In other words, the Provigil case represents 6 years and tens of millions of dollars in lost savings to consumers. One of the largest of those consumers is the U.S. military. As this chart illustrates, this is an estimate of the effect of this settlement--the so-called ``pay for delay'' settlement--related to Provigil on the Department of Defense. Assuming that a generic version of Provigil would have been released in 2006 with expiration of exclusivity, the DOD would have saved $159 million for this drug accessed by almost half a million soldiers between the years 2006 and 2011. Had our amendment, the Fair Generics Act, been the law--and we have introduced it as a stand-alone bill--had the Fair Generics Act been the law, generic versions of Provigil would very likely have been available 6 years ago. The first filers, knowing that the patent was weak and that subsequent filers could invalidate it and come to market themselves, would have fully prosecuted the patent fight instead of just settling it as they did.

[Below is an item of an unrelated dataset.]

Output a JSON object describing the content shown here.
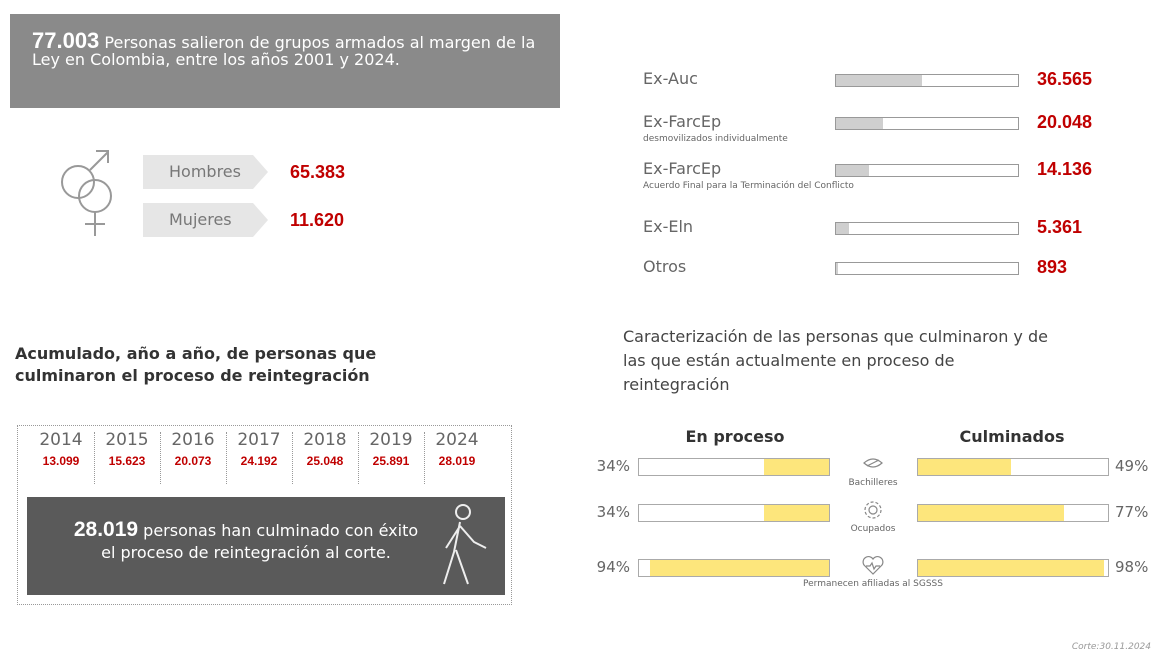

As these examples illustrate, by granting shared exclusivity rights to any generic challenger that wins its patent case or is not sued by the brand company, our amendment will end the ``pay for delay'' problem and move us closer to the original intent of Hatch-Waxman. That original intent was more competition, greater access to affordable drugs, and substantial savings to the U.S. Government and American consumers.

I hope that when we get the opportunity to offer this amendment and consider it on the Senate floor and have a vote on it, my colleagues will support this amendment. It will be a substantial step forward for American consumers and will help us greatly in our effort to reduce the cost of prescription drugs for Americans.